SQL vs NOSQL SQL databases are primarily called as Relational Databases (RDBMS); whereas NoSQL database are primarily called as non-relational or distributed database. SQL databases are table based databases whereas NoSQL databases are document based, key-value pairs, graph databases or wide-column stores. This means that SQL databases represent data in form of tables which consists of n number of rows of data whereas NoSQL databases are the collection of key-value pair, documents, graph databases or wide-column stores which do not have standard schema definitions which it needs to adhered to. SQL databases have predefined schema whereas NoSQL databases have dynamic schema for unstructured data. SQL databases are vertically scalable whereas the NoSQL databases are horizontally scalable. SQL databases are scaled by increasing the horse-power of the hardware. NoSQL databases are scaled by increasing the databases servers in the pool of resources to reduce the load.

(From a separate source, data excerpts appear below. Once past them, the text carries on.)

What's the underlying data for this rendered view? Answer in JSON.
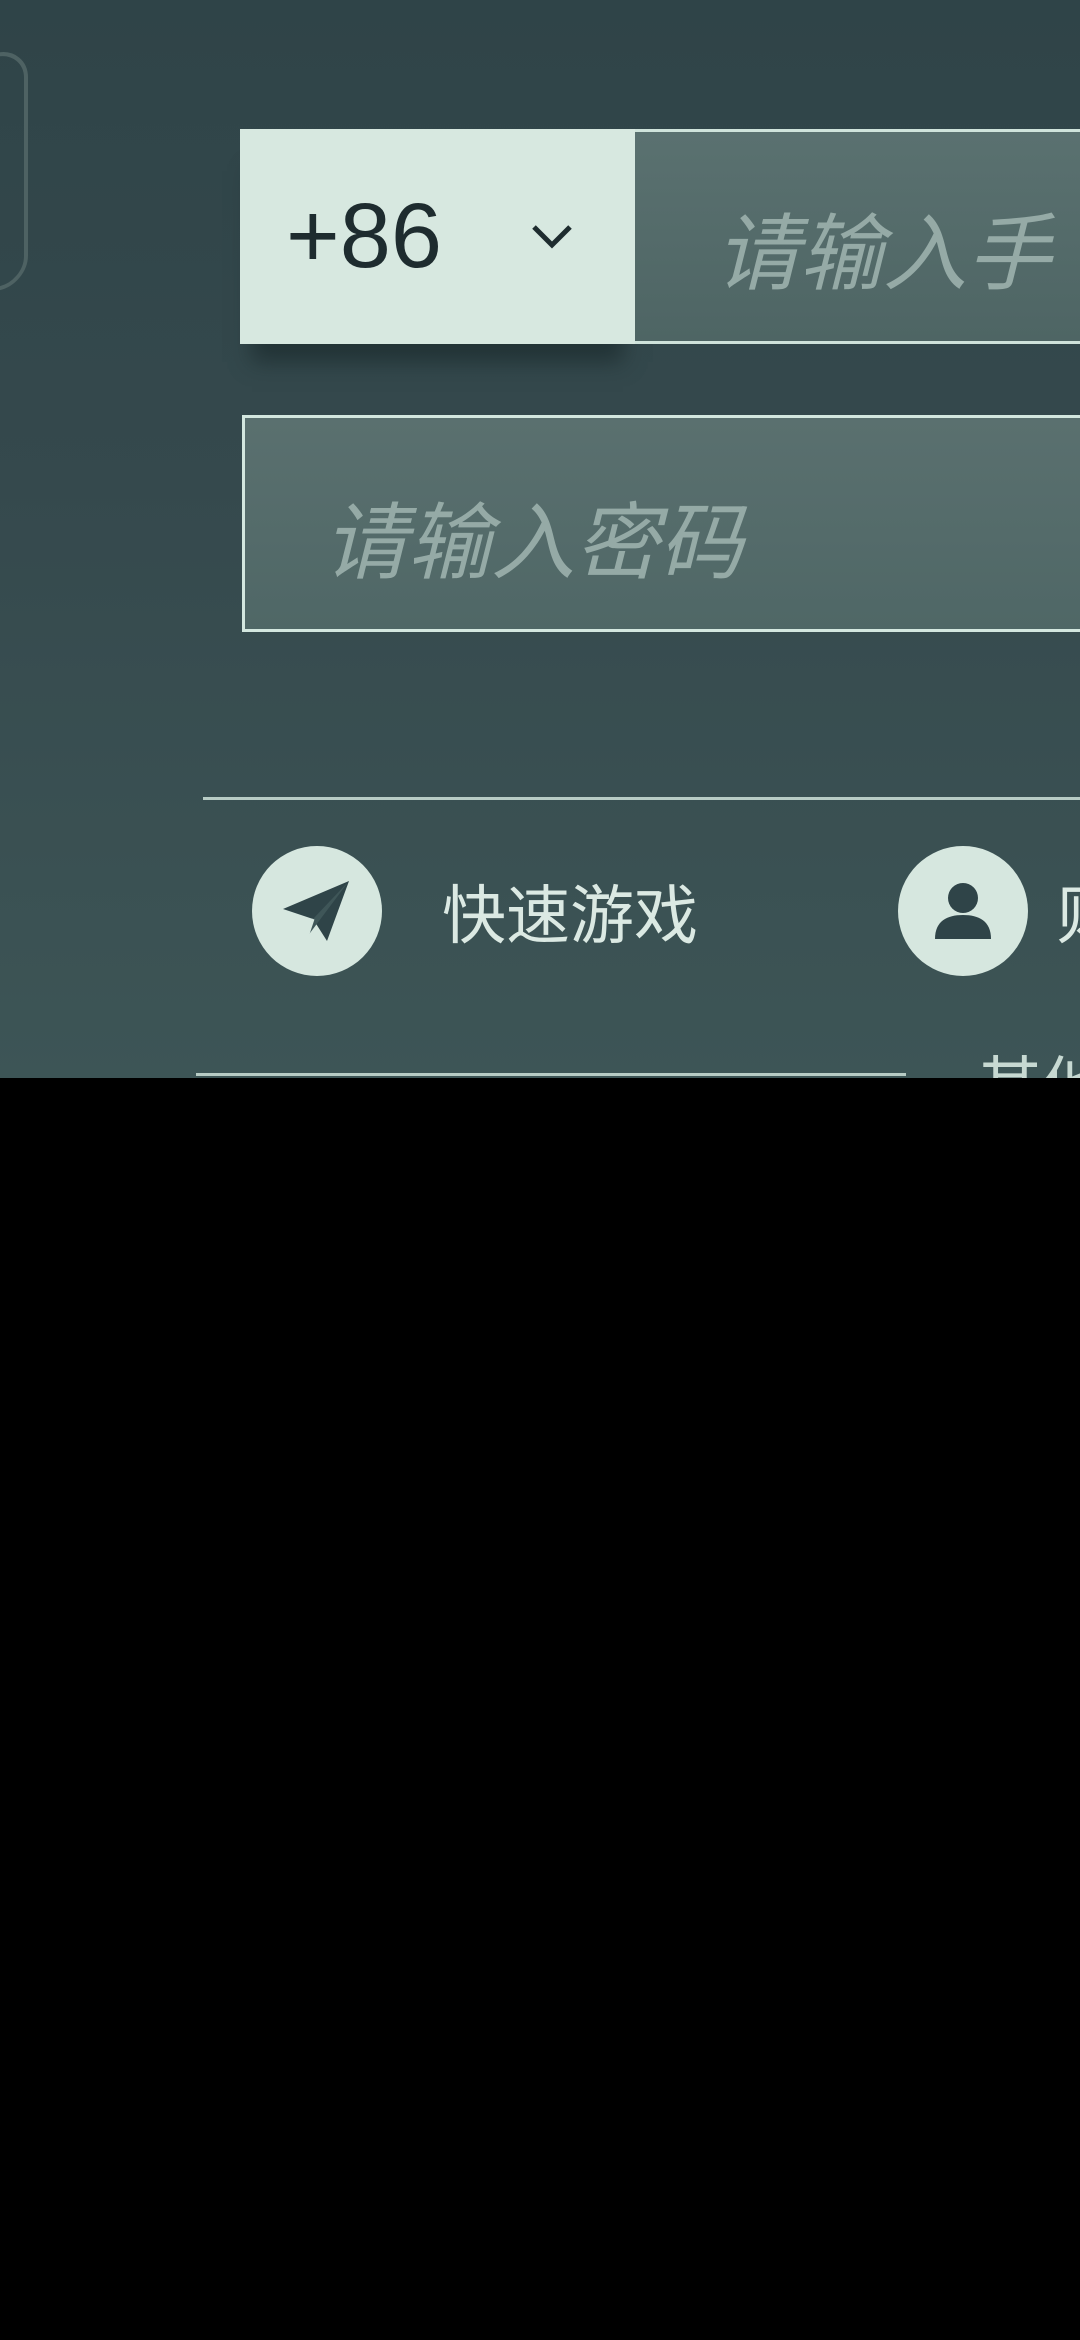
{
  "login": {
    "country_code": "+86",
    "phone_placeholder": "请输入手",
    "password_placeholder": "请输入密码"
  },
  "options": {
    "quick_game_label": "快速游戏",
    "account_label": "则",
    "other_label": "其他"
  },
  "colors": {
    "panel_bg": "#35494d",
    "accent_light": "#d7e8e0",
    "text_dark": "#1e2c2f",
    "placeholder": "#95aaa6"
  },
  "icons": {
    "dropdown": "chevron-down-icon",
    "quick_game": "paper-plane-icon",
    "account": "user-icon"
  }
}
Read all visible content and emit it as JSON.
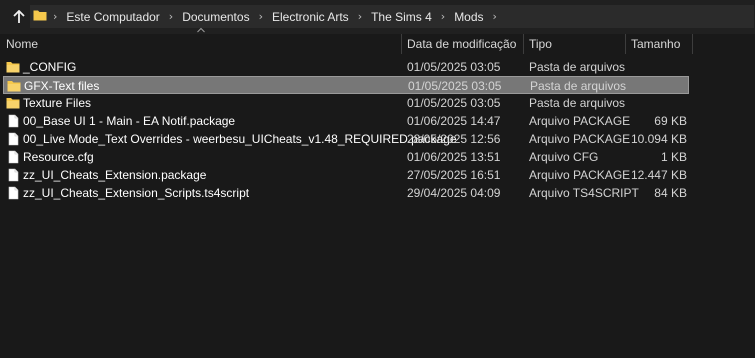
{
  "address": {
    "crumbs": [
      "Este Computador",
      "Documentos",
      "Electronic Arts",
      "The Sims 4",
      "Mods"
    ]
  },
  "columns": {
    "name": "Nome",
    "date": "Data de modificação",
    "type": "Tipo",
    "size": "Tamanho"
  },
  "files": [
    {
      "name": "_CONFIG",
      "date": "01/05/2025 03:05",
      "type": "Pasta de arquivos",
      "size": "",
      "icon": "folder-icon"
    },
    {
      "name": "GFX-Text files",
      "date": "01/05/2025 03:05",
      "type": "Pasta de arquivos",
      "size": "",
      "icon": "folder-icon",
      "selected": true
    },
    {
      "name": "Texture Files",
      "date": "01/05/2025 03:05",
      "type": "Pasta de arquivos",
      "size": "",
      "icon": "folder-icon"
    },
    {
      "name": "00_Base UI 1 - Main - EA Notif.package",
      "date": "01/06/2025 14:47",
      "type": "Arquivo PACKAGE",
      "size": "69 KB",
      "icon": "file-icon"
    },
    {
      "name": "00_Live Mode_Text Overrides - weerbesu_UICheats_v1.48_REQUIRED.package",
      "date": "28/05/2025 12:56",
      "type": "Arquivo PACKAGE",
      "size": "10.094 KB",
      "icon": "file-icon"
    },
    {
      "name": "Resource.cfg",
      "date": "01/06/2025 13:51",
      "type": "Arquivo CFG",
      "size": "1 KB",
      "icon": "file-icon"
    },
    {
      "name": "zz_UI_Cheats_Extension.package",
      "date": "27/05/2025 16:51",
      "type": "Arquivo PACKAGE",
      "size": "12.447 KB",
      "icon": "file-icon"
    },
    {
      "name": "zz_UI_Cheats_Extension_Scripts.ts4script",
      "date": "29/04/2025 04:09",
      "type": "Arquivo TS4SCRIPT",
      "size": "84 KB",
      "icon": "file-icon"
    }
  ],
  "colors": {
    "background": "#191919",
    "folder": "#f5c84c",
    "selection": "#777777"
  }
}
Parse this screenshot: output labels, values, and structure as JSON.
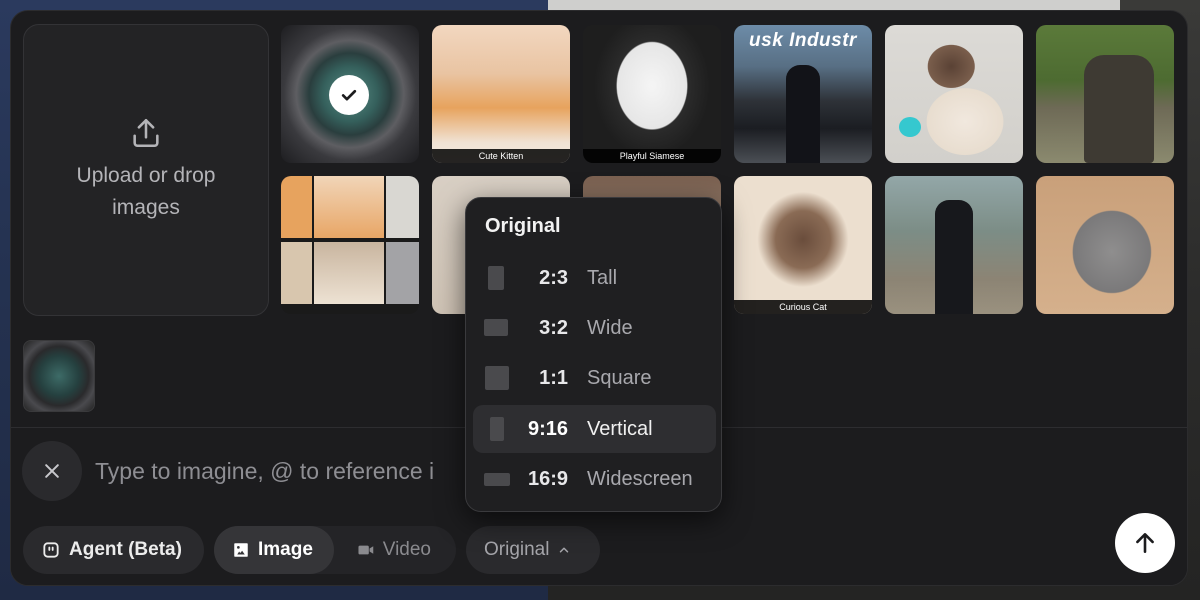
{
  "upload": {
    "label": "Upload or drop images"
  },
  "gallery": [
    {
      "caption": "",
      "selected": true,
      "style": "portal"
    },
    {
      "caption": "Cute Kitten",
      "selected": false,
      "style": "kitten"
    },
    {
      "caption": "Playful Siamese",
      "selected": false,
      "style": "mask"
    },
    {
      "caption": "",
      "selected": false,
      "style": "suit",
      "overline": "usk Industr"
    },
    {
      "caption": "",
      "selected": false,
      "style": "siamese"
    },
    {
      "caption": "",
      "selected": false,
      "style": "oldman"
    },
    {
      "caption": "",
      "selected": false,
      "style": "collage"
    },
    {
      "caption": "",
      "selected": false,
      "style": "siamese"
    },
    {
      "caption": "",
      "selected": false,
      "style": "siamese"
    },
    {
      "caption": "Curious Cat",
      "selected": false,
      "style": "siamese"
    },
    {
      "caption": "",
      "selected": false,
      "style": "suit2"
    },
    {
      "caption": "",
      "selected": false,
      "style": "grey"
    }
  ],
  "prompt": {
    "placeholder": "Type to imagine, @ to reference i"
  },
  "toolbar": {
    "agent_label": "Agent (Beta)",
    "image_label": "Image",
    "video_label": "Video",
    "ratio_label": "Original"
  },
  "dropdown": {
    "title": "Original",
    "options": [
      {
        "ratio": "2:3",
        "label": "Tall",
        "active": false
      },
      {
        "ratio": "3:2",
        "label": "Wide",
        "active": false
      },
      {
        "ratio": "1:1",
        "label": "Square",
        "active": false
      },
      {
        "ratio": "9:16",
        "label": "Vertical",
        "active": true
      },
      {
        "ratio": "16:9",
        "label": "Widescreen",
        "active": false
      }
    ]
  },
  "colors": {
    "panel": "#1c1c1e",
    "accent_white": "#ffffff",
    "muted_text": "#8e8e93"
  }
}
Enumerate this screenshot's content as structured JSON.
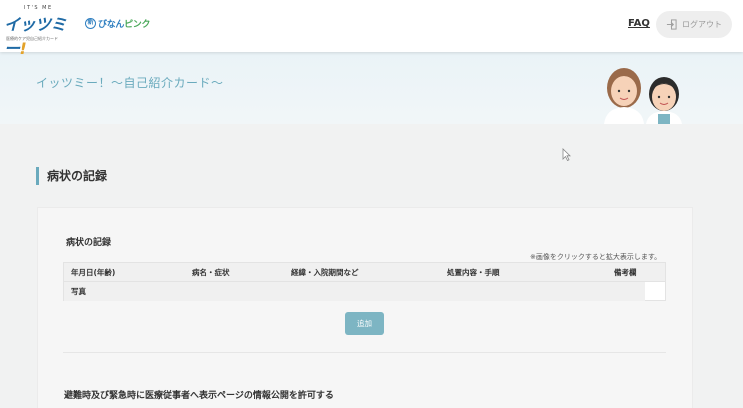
{
  "header": {
    "logo": {
      "tagline": "IT'S ME",
      "name_main": "イッツミー",
      "name_mark": "!",
      "subtitle": "医療的ケア児自己紹介カード"
    },
    "partner": {
      "badge": "新",
      "name_blue": "びなん",
      "name_green": "ピンク"
    },
    "faq_label": "FAQ",
    "logout_label": "ログアウト"
  },
  "banner": {
    "title": "イッツミー！～自己紹介カード～"
  },
  "main": {
    "section_title": "病状の記録",
    "card_title": "病状の記録",
    "note": "※画像をクリックすると拡大表示します。",
    "table": {
      "columns": [
        "年月日(年齢)",
        "病名・症状",
        "経緯・入院期間など",
        "処置内容・手順",
        "備考欄"
      ],
      "photo_label": "写真"
    },
    "add_button": "追加",
    "permit_label": "避難時及び緊急時に医療従事者へ表示ページの情報公開を許可する"
  },
  "colors": {
    "accent": "#6aaabd",
    "button": "#7db5c3",
    "logo_blue": "#1f6aa5",
    "logo_yellow": "#e3a22a"
  },
  "icons": {
    "logout": "logout-icon",
    "cursor": "mouse-cursor-icon"
  }
}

SQL vs NOSQL SQL databases uses SQL ( structured query language ) for defining and manipulating the data, which is very powerful. In NoSQL database, queries are focused on collection of documents. Sometimes it is also called as UnQL (Unstructured Query Language). The syntax of using UnQL varies from database to database. SQL database examples: MySql, Oracle, Sqlite, Postgres and MS-SQL. NoSQL database examples: MongoDB, BigTable, Redis, RavenDb, Cassandra, Hbase, Neo4j and CouchDb For complex queries: SQL databases are good fit for the complex query intensive environment whereas NoSQL databases are not good fit for complex queries. On a high-level, NoSQL don’t have standard interfaces to perform complex queries, and the queries themselves in NoSQL are not as powerful as SQL query language. For the type of data to be stored: SQL databases are not best fit for hierarchical data storage. But, NoSQL database fits better for the hierarchical data storage as it follows the key-value pair way of storing data similar to JSON data. NoSQL database are highly preferred for large data set (i.e for big data). Hbase is an example for this purpose. For scalability: In most typical situations, SQL databases are vertically scalable. You can manage increasing load by increasing the CPU, RAM, SSD, etc, on a single server. On the other hand, NoSQL databases are horizontally scalable. You can just add few more servers easily in your NoSQL database infrastructure to handle the large traffic. For high transactional based application: SQL databases are best fit for heavy duty transactional type applications, as it is more stable and promises the atomicity as well as integrity of the data. While you can use NoSQL for transactions purpose, it is still not comparable and sable enough in high load and for complex transactional applications.